Quiere sentarse y llorar.
Quiere que alguien la abrace y le pida perdón. Pero sigue caminando, dispuesta
a cumplir con su programación.
Liam lo hizo, sí.
Liam se disculpó. Quizá él es la única persona que se ha portado bien con ella
alguna vez. Ojalá volviera a estar delante de ella. No le mataría, no… a él no
le haría daño nunca. Dejaría que la cuidara, que la llevara de la mano y le
abrazara y le dijera que todo va a salir bien, como hizo tantas veces tiempo
atrás.
Le gustaría que
las cosas volvieran a ser como antes. Como antes, cuando estaban los tres
juntos y todo iba bien. ¿Por qué, por qué Lot dejó que se la llevaran? Eran
felices, los tres… podrían haberlo sido para siempre.
Al llegar al otro
lado del corredor, arranca el tercer pólipo con un jadeo. Los cables que se
agitaban a su espalda hacen un sonido silbante antes de caer, inertes. Su
cabello teñido de azul está recogido en una larga coleta que ahora le resulta
pesada; ojalá pudiera cortarse el cabello. Lo piensa fugazmente. ¿Por qué nunca
lo ha hecho, por qué nunca se ha cortado el pelo?
Se le emborrona
la visión y cae de bruces, mareada.
¿Por qué las
cosas no pueden ser como antes?
Su consciencia
parpadea.
Entonces siente
la conocida alarma interior. Está demasiado agotada como para asustarse, si es
que un Verdugo puede sentir miedo. No recuerda haberlo sentido nunca desde que
se la llevaron para «ajustarla». Pero la niña que llora en el rincón se encoge
y grita, muy al fondo de su ser, por detrás de murallas y murallas de hormigón,
acero y oscuridad. La niña sí tiene miedo.
Escucha pasos
lentos. Alguien se detiene frente a ella. Mara tiene las palmas apoyadas en el
suelo y alzar la cabeza le cuesta el esfuerzo de una vida. Trata de enfocar la
mirada, su voz brota como un hilo débil, ahogado pero orgulloso.
—Así no, maldita
sea. Déjame al menos cumplir con mi naturaleza.
El Guardián que
tiene delante debe ser antiguo y muy experto, porque demuestra un autocontrol
excelente. Lo normal es que Guardianes y Verdugos se ataquen sin vacilación
alguna. Son enemigos naturales, las reacciones entre ellos son similares a las
de ciertos compuestos químicos: una explosión inmediata, sin tiempo para pensar
ni razonar. Es puro instinto. Sin embargo, este no la ataca.
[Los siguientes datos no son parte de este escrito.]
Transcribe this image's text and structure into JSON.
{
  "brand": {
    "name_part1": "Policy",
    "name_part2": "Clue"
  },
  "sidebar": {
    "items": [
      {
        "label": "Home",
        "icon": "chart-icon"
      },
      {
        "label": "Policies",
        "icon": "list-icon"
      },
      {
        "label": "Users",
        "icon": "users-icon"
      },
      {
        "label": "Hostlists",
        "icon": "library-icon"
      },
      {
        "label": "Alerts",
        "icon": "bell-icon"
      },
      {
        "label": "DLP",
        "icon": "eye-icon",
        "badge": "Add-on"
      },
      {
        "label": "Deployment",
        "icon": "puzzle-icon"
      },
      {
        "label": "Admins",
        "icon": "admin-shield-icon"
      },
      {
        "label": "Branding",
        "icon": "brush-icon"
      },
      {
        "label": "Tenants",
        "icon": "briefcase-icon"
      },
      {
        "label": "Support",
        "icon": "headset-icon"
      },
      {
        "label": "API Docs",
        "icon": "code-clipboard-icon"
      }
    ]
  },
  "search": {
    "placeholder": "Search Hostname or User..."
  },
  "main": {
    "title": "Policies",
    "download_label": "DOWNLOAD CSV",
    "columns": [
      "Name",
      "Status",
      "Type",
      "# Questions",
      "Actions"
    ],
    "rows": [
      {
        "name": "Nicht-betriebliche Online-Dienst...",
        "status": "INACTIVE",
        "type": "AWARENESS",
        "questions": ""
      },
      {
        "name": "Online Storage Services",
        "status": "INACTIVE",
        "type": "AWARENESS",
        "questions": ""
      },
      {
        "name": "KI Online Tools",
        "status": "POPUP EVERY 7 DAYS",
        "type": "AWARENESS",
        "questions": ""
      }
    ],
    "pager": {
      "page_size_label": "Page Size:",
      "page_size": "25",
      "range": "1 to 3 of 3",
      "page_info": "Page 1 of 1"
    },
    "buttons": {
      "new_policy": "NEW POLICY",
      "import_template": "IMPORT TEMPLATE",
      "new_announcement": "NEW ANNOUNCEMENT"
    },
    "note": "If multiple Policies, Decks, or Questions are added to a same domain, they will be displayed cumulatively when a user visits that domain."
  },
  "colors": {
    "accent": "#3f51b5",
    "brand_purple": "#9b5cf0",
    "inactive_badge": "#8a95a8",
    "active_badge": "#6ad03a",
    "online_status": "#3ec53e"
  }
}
Baja lentamente la
espada, que deslumbra con un resplandor dorado rojizo.
Los ojos
llameantes del Guardián se fijan en su espalda, donde los gruesos pólipos
palpitan en latidos rítmicos a medida que engullen la vida de Mara. Tras un
momento de duda, acerca la mano libre y le arranca los dos restantes. Ella
grita de dolor y se derrumba sobre el suelo, golpeándose la mejilla.
—No me gustan las
trampas —dice él, arrojando los pólipos al suelo y pisándolos.
La voz del
Guardián es grave y resonante, como una campana de bronce. Tiene el cabello
largo y negro, recogido en apretadas trenzas que asoman de la caperuza con la
que cubre su rostro, igual que todos los de su clase. También tiene una barba oscura
y poblada, adornada con cuentas de madera, al igual que el pelo. Lleva los
brazos cubiertos de tatuajes cuneiformes. Su piel tiene un hermoso color
acaramelado, propio de oriente medio.
Una vez liberada
de los pólipos, Mara consigue al fin aclarar la vista. Le reconoce entonces. No
es la primera vez que se ven, han tenido varios enfrentamientos antes. Sonríe a
medias mientras se pone en pie y trata de volver a activar su guadaña.
—Me alegro de que
seas tú, Salmanassar.
El hombre la mira
largamente. Desde la oscuridad de la caperuza, los ojos llameantes destellan
con fuerza. Luego, él abre y cierra los dedos; la espada de alma vibra y se
enciende con un fuego casi blanco.
—Yo no.
Mara sonríe
amargamente.
—Es lo más bonito
que me han dicho nunca —confiesa.
—No pretendo
consolarte. Es la verdad.
Mara asiente.
—Por eso.
Mira alrededor
por última vez y hace girar la guadaña. El filo oscuro de humo negro se va
condensando poco a poco, entrecortadamente, como si le costara. Y es que le
cuesta, le cuesta toda su energía. Aprieta los dientes.
—Estoy lista.
El hombre asiente
y alza la espada.
El combate dura
cinco minutos. Cuando todo acaba, el Guardián tiene la respiración acelerada y
una herida en un brazo. Ella no se lo ha puesto fácil, pero no esperaba menos.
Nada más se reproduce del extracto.